Des études récentes indiquent que, malgré leur impact négatif sur la croissance, l’émigration et les transferts de fonds pourraient encore servir de stabilisateurs macroéconomiques vitaux pour les pays des Caraïbes. Les données empiriques mettent en évidence le rôle des envois de fonds dans le lissage de la consommation et le renforcement des recettes fiscales, avec peu de preuves d’effets négatifs de “syndrome hollandais”. Dans les régions sujettes aux catastrophes comme les Caraïbes, les envois de fonds sont particulièrement réactifs aux chocs économiques, ce qui permet d’en atténuer l’impact. Par exemple, la part des envois de fonds dans le PIB augmente à la suite de catastrophes naturelles, une tendance accentuée par la vulnérabilité accrue des Caraïbes. L’analyse des événements révèle une augmentation significative du ratio transferts de fonds/PIB, qui passe de 4,4 % l’année précédant la catastrophe à 5,4 % l’année de la catastrophe.

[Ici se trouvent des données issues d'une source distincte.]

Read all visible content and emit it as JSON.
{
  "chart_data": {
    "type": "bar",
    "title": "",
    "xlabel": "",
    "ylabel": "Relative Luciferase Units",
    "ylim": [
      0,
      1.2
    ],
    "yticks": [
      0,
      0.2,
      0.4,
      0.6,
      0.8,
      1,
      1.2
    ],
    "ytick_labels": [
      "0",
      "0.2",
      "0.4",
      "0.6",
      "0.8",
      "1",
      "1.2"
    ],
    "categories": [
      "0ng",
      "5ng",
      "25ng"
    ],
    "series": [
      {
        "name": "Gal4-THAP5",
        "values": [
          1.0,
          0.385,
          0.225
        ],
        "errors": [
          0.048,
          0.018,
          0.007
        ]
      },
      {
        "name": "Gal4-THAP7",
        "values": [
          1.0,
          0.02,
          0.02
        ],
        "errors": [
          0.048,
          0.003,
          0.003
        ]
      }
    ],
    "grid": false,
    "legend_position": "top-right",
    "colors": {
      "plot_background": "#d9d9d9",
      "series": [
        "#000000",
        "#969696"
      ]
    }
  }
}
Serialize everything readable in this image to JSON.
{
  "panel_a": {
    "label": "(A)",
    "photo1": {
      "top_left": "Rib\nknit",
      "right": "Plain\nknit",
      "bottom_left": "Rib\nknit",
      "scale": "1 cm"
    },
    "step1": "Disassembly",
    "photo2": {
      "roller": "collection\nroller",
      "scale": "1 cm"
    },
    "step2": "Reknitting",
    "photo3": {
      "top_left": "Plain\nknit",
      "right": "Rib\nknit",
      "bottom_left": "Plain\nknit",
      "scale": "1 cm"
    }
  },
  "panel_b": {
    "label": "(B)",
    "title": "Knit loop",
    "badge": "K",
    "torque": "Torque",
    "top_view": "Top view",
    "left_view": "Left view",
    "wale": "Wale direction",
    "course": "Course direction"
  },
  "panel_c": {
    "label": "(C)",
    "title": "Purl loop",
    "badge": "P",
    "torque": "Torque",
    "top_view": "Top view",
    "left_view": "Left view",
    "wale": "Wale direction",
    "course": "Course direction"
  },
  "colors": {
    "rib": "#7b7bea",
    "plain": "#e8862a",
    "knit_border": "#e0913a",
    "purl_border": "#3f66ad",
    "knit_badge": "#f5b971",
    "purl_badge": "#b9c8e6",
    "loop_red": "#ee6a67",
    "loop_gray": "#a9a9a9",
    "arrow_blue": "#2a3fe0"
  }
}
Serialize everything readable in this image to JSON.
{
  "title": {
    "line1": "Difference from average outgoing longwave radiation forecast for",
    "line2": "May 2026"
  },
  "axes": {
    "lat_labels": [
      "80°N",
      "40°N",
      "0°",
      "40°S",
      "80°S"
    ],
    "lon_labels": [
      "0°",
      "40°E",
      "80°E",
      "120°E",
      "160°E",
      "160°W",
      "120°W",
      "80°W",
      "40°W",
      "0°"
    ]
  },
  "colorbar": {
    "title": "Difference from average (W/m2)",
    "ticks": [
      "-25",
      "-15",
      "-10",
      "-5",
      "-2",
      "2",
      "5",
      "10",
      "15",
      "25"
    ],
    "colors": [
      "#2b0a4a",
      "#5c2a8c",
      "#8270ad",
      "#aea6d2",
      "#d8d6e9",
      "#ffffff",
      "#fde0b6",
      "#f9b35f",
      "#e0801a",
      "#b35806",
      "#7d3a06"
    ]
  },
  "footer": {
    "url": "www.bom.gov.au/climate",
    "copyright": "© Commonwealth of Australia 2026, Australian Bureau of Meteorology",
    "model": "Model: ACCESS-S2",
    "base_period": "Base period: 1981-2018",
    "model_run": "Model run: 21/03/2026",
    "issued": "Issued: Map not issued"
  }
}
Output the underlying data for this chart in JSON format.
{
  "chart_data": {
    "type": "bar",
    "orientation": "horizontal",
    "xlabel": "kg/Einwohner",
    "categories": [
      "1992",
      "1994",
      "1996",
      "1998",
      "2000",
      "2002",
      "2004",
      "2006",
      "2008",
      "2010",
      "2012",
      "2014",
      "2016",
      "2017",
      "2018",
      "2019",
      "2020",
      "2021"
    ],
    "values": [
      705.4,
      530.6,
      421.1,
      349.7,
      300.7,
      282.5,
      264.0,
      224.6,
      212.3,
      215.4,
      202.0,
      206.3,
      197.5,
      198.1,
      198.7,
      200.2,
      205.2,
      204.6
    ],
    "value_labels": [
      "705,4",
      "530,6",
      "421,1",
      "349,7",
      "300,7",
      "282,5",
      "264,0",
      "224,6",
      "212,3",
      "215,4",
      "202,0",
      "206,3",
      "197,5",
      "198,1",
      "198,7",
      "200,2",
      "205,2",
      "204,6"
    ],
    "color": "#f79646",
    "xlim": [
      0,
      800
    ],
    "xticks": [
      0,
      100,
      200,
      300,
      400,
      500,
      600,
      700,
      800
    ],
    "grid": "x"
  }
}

En conclusion, si les transferts de fonds et l’émigration posent des problèmes pour la croissance des Caraïbes, notamment en raison de la perte de main-d’œuvre et de capital humain, le fait d’accepter les émigrants comme un “coût irrécupérable” permet aux transferts de fonds de jouer un rôle vital dans le financement et la stabilisation de la région. En tant que principal flux extérieur, les transferts de fonds soutiennent le lissage de la consommation et les recettes fiscales sans qu’il y ait de preuves significatives d’effets néfastes sur la compétitivité. Malgré leur complexité, l’exploitation efficace des flux de transferts de fonds pourrait permettre d’atténuer les effets négatifs de l’émigration et de favoriser un développement économique durable dans les Caraïbes.